Apart from the insect life, though, Prince Edward Island is lovely. Thank goodness for Deet wipes. Last night I took a stroll along the beach and just enjoyed the waves lapping gently on the shore. (No phone with me, so no photos.) This afternoon, I finally went over to check out the star attraction: Green Gables.

For those who aren’t familiar, Lucy Maud Montgomery (LMM) wrote her famous novel “Anne of Green Gables” set in a fictional town called Avonlea, which was very closely based on the real town of Cavendish, Prince Edward Island, where I currently am. LMM lived here in her own childhood, raised by her grandparents after her mother died and her father went out west for work. In the story, Anne was an orphan who came to live with a middle-aged brother and sister in a house called Green Gables.

LMM said that Green Gables in the story was inspired by the house owned by her MacNeil cousins, a short distance from where she lived with her grandparents. Even during her lifetime (she lived until 1942), it became a tourist attraction. In the 1930s, the Canadian government bought up the property (and LMM’s grandparents’ property) as a centerpiece of the new Prince Edward Island National Park. In their infinite wisdom, they painted the gables green to match the description in the book.

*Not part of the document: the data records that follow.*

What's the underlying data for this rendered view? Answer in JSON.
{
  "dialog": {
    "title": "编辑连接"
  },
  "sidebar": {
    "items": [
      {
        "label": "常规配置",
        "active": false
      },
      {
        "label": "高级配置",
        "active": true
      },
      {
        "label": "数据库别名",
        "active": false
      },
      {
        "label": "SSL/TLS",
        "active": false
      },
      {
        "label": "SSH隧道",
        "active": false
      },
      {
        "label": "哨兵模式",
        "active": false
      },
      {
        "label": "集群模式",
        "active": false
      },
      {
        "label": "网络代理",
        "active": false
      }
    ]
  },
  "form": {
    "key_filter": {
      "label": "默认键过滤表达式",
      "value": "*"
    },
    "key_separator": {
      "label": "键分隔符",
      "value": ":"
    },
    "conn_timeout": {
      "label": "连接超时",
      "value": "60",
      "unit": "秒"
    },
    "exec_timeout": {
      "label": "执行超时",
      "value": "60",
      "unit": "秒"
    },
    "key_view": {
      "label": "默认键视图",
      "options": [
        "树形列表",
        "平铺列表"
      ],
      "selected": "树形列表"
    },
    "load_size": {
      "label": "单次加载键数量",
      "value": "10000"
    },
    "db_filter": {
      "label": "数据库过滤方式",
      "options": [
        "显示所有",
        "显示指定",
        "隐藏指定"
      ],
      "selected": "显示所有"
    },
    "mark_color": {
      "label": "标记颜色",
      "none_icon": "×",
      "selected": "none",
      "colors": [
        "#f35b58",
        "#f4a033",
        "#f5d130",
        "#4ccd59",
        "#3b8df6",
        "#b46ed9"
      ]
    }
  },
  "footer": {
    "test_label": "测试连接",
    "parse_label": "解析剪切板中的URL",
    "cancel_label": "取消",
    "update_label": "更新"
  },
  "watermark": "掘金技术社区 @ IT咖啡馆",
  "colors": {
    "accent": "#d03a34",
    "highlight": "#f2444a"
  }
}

LMM married and moved away to Ontario, but her heart always remained in Cavendish. This quote made me happy:

She must have taken joy from knowing that her writing preserved the places she loved best, not only in memory and imagination, but in actual fact.

Inside, the house has been furnished with period items from the area, including a couple of pieces that may have belonged to the MacNeil family (a table and a hat stand).

Of course, they also had to have Anne’s Room, complete with the “first pretty dress” with puffed sleeves that Matthew gave her for Christmas.

But the coolest things to me were the woodland trails outside. I hadn’t realized that Lover’s Lane and the Haunted Wood were real places, trails that LMM loved to walk for joy and consolation.

When I got to the Haunted Wood Trail, I found a nice bench halfway along and stopped to read that chapter on the spot.

Much as the Haunted Woods Trail in the book is described as leading from Green Gables to Diana’s house, today it leads from Green Gables to the homestead site where LMM actually lived. The original house is gone, but they’ve preserved the kitchen where LMM did some of her writing and helped her grandmother run the Cavendish Post Office, using her access to the mail bags to secretly send off her manuscripts.

(I arrived after it was closed for the day, but leaned over the fence and took a picture.)

As per her wishes, LMM is buried in the Cavendish cemetery, in between Green Gables and her grandparents’ land right off the Haunted Woods Trail.

She had a very difficult life in many ways, but she managed to always find, and share, joy and beauty. I’m one of the millions who grew up with Anne and is all the richer for it. I’m glad to have come and seen the places that inspired her, where her heart was at home.

One response to “Green Gables”

  1. Very nice story, and very nice place, Thank you, me and my daugther Isabel enjoyed the trip, sorry for the flies.